Before a curriculum is set, goals must be established. At Fayette our goal for each student and teacher is to awaken integrated intelligence. By that we mean to have both brain hemispheres, both eyes, both ears, left and right side of the body, top and bottom of the body working together while in motion, or thought, while in a group or alone. After establishing teacher’s and child’s dominance profiles, e.g. preferred ear, eye, hand and hemisphere, we use simple playful activities to balance the various systems. Bouncing balls, tumbling, walking on balance beams while counting numbers, and similar programs lead toward wholeness. If a student has trouble learning to read or master multiplication facts, more time is spent in the studio, not simply pounding letters and numbers.

Our students, ages six through fourteen, are divided into three multi-age classes based on levels of neurological development. The curriculum is constructed to match the different ages. Piaget was correct when he stated that children are not simply little adults. They actually perceive the world in different ways at different ages.

Our youngest students, the Minis, ages six through nine, spend more time in play and integrative games than the older ones. A strong foundation makes for later academic ease and success. In the classroom jigsaw puzzles, logic games, boxes of crayons and counting blocks dominate the room. The first goal is to establish a group of young ones who can sit still, listen to a story and color. After such control, the further developpment is merely a matter of time and focus.

The Minis work on writing, language arts, reading and simple math operations. Each works at his/her own level and pace. Often two or three teachers attend to ten Minis, watching for times of explosive progress, or needed review and reinforcement. When ready to move on from the Mini class, students have developed the skill to control body and mind, get along with others, and are well launched in the 3 Rs.

Munchkins are those students ages eight to eleven. The curriculum supports their need to increase their proficiency with words and numbers. Mathematics is anchored on mastery of flash card facts and continues into the theories of fraction and decimal numbers. Reading, writing, and a good dose of grammar, solidify their literacy. Science, geography and history are approached in an integrated manner. ****

Our oldest students are the Bigs, age ten through fourteen. Their rigorous curriculum prepares them for higher education. Seminar lecture-discussion sessions on history and world religions; worksheets, created in house, present chemistry and physics; study of three languages, Latin, Greek, and Chinese; Algebra, geometry and a touch of trig, create a confidence and proficiency for advanced education.
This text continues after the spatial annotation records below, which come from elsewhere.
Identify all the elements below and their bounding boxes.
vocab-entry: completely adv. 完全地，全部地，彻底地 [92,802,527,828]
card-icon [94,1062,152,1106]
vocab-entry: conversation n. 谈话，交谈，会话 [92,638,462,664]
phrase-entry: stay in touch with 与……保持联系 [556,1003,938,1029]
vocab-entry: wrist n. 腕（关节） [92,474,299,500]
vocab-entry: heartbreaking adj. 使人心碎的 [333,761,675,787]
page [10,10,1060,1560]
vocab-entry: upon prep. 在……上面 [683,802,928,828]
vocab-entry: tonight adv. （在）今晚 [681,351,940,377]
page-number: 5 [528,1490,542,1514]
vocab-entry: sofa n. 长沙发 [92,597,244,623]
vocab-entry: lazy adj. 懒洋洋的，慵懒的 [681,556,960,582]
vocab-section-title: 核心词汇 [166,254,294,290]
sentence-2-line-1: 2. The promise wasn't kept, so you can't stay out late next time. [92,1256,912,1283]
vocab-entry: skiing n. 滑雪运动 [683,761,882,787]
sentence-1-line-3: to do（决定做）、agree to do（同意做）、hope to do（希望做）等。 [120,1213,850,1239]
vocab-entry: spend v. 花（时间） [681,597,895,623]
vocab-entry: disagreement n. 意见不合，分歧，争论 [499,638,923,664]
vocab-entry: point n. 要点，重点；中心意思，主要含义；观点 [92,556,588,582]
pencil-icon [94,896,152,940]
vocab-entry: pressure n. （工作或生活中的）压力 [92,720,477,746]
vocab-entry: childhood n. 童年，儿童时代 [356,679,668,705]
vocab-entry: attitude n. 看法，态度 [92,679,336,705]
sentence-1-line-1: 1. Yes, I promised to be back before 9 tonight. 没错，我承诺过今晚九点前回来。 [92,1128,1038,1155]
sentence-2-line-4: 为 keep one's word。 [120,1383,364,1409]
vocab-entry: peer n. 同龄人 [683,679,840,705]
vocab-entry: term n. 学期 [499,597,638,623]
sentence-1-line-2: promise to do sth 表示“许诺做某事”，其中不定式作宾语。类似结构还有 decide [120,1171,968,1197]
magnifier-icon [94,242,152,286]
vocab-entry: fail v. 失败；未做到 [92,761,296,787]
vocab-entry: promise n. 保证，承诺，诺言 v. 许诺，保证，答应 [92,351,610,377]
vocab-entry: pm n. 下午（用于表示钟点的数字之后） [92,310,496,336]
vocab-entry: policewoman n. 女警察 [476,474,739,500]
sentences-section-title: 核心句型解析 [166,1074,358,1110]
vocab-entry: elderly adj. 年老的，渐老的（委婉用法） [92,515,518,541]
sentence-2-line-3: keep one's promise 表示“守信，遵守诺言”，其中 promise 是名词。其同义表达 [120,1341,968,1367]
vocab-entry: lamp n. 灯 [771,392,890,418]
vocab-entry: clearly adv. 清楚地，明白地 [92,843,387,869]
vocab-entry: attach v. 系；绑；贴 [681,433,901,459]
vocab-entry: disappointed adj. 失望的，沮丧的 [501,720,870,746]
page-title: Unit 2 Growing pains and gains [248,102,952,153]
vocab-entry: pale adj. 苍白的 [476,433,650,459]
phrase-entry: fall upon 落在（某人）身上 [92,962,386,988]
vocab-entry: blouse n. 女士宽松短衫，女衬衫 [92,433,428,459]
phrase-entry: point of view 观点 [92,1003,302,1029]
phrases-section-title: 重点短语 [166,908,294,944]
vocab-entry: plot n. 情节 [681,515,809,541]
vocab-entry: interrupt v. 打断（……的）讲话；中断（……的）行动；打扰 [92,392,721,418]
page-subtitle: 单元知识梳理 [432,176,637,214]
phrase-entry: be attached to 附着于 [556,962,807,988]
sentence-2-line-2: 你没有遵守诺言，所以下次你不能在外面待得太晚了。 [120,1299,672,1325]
Poetry, a Shakespeare play, singing, art, yoga add breadth to the curriculum.

Since the Bigs are a multi-aged group, religion, history, Shakespeare, and science are taught in four year cycles. Buddhism, Taoism, Islam and Hinduism are discussed as we read from sacred text. Civil War – Civil Rights, Life and times of Churchill, Ancient Civilizations, and China’s dynasties and Mao’s life and times are the cycle of history. Two years of Chemistry, organic and inorganic, and two years of Physics, kinematics and waves, present a foundation for all future science classes.

Every day cycles through periods of academic focus alternated with breaks for food, chats with friends and physical activity. We play every day, soccer and baseball, are the sports filling most of our time. We swing and climb in the large elm that dominates the school grounds.

Most schools have a gauntlet of exams around the Christmas holidays and at the very end of the year, not particularly efficacious times for such examinations. After interacting with children’s natural rhythms for several years we settled into the pattern of academic activity and change of focus that we still use. The first ten weeks of the year are devoted to integrating new students in the classes and working at 80% of maximum effort. During the next seven weeks we spend no time on academics. Parents take over classes for a week of projects as varied as pottery, poetry and cooking in the classroom. We all enjoy a week’s vacation for Thanksgiving. Our return brings three weeks of crafts and singing Holiday songs, followed by two weeks of vacation. For new parents this academic hiatus is a leap of faith, for the students it provides a strengthening of their neurology, a break from the three R’s and of course, much fun. We are all now primed for the HNW, the Hard Nine Weeks, where students and teacher work at slightly over maximum capacity. Another Parents’ Week and Spring Break lead to the final ten weeks of the school year, when work slowly tapers off and hours of baseball increase. This rhythm optimizes learning and leaves each student with a memory of a great school year.

Our curriculum and community assist young scholar-citizens to better know themselves, interact in harmony with others, and become ever more grounded in successful strategies for future academic achievement and joy of life.